A year ago, Godfrey came up with the idea of a Grandmothers Class. She developed the content for the class by working with the breastfeeding coordinator at the local Dallas Women, Infants and Children (WIC) Program. The class meets quarterly and is a combination class that includes updates and changes in baby care, infant CPR and choking and breastfeeding. Although the majority of class attendees are first-time grandmothers, some veterans attend, too.
“All grandmothers want to know what’s going on these days. ‘Why did they change that? Why are they telling my daughter/daughter-in-law to do this?’” Godfrey explains. “To have someone sit down with them and explain what the research shows, it helps them so much, it makes them feel a part of everything.”
The response to the new class has been extremely positive. Godfrey loves that at the end of each class, the grandmothers pull out their phones, take selfies of themselves with the baby mannequins and proudly share the photos with their friends.
Bridging a Generation Gap
At the UAB Women and Infants Center in Birmingham, AL, a participant in NICHQ’s Best Fed Beginnings project, fathers, grandmothers and other support people are encouraged to attend breastfeeding classes along with the expecting mothers. Their attendance is included in the class fee. The Center has also created webpages specifically for fathers and grandmothers. The “I Can Help Breastfeeding Guide for Grandmother” particularly addresses the question, “I didn’t breastfeed; Why should she?” to help bridge the gap between grandmothers’ own experiences as new mothers and what we know today. The site explains the benefits of breastfeeding and offers tips for grandmothers about how they can help – from holding the baby while the mother showers or sleeps, to cooking for the new family, to limiting visitors if the new parents are feeling stressed, to offering words of encouragement to the nursing mother.

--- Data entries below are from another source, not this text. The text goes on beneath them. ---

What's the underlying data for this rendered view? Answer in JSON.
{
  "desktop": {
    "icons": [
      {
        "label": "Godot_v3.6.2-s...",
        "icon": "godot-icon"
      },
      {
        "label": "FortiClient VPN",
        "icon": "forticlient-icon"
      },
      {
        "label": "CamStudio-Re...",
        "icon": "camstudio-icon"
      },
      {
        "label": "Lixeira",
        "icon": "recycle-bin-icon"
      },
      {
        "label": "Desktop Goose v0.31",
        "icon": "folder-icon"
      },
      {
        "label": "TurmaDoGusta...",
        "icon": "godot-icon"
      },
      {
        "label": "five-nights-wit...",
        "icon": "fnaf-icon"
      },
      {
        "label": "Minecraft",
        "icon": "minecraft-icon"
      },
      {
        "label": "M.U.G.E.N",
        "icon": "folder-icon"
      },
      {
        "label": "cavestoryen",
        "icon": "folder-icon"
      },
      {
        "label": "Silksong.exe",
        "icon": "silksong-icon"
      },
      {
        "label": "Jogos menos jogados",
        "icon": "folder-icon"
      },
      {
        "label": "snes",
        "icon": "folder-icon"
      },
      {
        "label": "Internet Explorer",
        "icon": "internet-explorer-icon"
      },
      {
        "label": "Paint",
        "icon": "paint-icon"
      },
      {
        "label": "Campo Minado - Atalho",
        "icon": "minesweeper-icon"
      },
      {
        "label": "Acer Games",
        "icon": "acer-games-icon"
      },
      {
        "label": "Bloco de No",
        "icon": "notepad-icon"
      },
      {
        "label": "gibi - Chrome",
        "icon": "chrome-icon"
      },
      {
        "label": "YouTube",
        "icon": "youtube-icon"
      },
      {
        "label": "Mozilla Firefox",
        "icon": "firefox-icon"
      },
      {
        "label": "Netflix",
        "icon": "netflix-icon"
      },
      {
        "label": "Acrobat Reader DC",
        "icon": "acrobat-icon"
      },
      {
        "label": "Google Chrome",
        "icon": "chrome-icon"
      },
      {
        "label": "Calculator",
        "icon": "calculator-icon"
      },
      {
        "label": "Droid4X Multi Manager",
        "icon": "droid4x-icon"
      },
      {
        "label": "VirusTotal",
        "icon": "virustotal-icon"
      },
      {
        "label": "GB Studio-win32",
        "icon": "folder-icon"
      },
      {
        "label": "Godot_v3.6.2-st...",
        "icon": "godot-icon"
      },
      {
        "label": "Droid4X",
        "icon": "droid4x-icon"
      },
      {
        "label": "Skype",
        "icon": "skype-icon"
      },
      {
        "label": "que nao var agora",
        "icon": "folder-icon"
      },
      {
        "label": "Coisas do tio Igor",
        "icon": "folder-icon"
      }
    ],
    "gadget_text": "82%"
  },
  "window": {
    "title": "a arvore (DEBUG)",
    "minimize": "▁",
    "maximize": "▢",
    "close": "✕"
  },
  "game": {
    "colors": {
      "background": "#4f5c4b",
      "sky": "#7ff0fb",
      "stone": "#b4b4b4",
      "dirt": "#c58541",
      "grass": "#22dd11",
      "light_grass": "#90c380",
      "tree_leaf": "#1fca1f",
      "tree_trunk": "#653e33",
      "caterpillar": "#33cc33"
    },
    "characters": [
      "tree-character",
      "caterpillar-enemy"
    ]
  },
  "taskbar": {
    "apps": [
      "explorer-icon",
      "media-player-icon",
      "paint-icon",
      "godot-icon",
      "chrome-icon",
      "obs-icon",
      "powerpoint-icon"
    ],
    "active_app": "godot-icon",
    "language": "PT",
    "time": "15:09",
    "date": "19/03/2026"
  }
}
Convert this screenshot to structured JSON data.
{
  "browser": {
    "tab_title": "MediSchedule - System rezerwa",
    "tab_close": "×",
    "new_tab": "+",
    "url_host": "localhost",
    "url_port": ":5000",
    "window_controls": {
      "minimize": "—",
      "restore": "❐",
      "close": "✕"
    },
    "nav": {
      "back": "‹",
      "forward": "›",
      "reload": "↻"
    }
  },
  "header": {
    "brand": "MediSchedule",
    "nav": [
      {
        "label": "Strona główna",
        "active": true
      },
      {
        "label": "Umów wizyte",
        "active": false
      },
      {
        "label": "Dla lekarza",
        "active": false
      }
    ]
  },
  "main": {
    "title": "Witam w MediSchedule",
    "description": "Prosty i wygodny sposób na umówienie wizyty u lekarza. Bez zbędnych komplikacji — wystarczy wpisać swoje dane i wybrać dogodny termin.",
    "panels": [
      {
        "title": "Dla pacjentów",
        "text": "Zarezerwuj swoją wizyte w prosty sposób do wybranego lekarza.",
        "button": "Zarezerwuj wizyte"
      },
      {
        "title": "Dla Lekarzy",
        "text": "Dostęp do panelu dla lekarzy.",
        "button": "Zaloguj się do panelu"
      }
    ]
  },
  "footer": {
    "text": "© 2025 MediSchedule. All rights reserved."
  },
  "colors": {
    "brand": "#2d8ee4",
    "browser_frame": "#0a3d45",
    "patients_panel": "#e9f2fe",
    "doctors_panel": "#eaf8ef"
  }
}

The UAB Women and Infants Center developed the webpage in response to focus group feedback about how families prefer to have information delivered. Not only do these resources help new mothers get the support they need in the early weeks of breastfeeding, but they also tap into the need for grandmothers to feel useful.
“When I go into a room with a mom, new baby, dad, siblings running around, and other relatives, I assess the mood and note who could use some extra support or direction,” says Sylvia Edwards, advanced nursing coordinator, Lactation Services, at UAB Women and Infants Center. “Often, I get the grandmother really involved and give her something specific to do, such as helping the mom to place the baby in optimal nursing positions.”
One important piece of advice that Edwards offers to grandmothers: Don’t insist on holding the baby right away (as difficult as that may be). She educates family members on the importance of skin-to-skin contact between mother and baby, and encourages grandmothers to let their daughter or daughter-in-law hold the baby exclusively for the first few hours to promote bonding and breastfeeding.
Viewing the grandmother as a resource for breastfeeding support makes good sense because most grandmothers do know a lot about caring for babies and they want to help. Support programs like those in Birmingham and Dallas recognize the importance of tapping into the wealth of experience and knowledge that grandmothers have. Giving them an opportunity to combine that experience and knowledge with new, evidence-based infant care information can at once allow grandmothers to feel useful and up-to-date on infant care practices.
Methodist Charlton Medical Center’s Reba Godfrey refers to a sign hanging in her office that sums it up succinctly: “Grandmothers are just moms with a lot of practice.”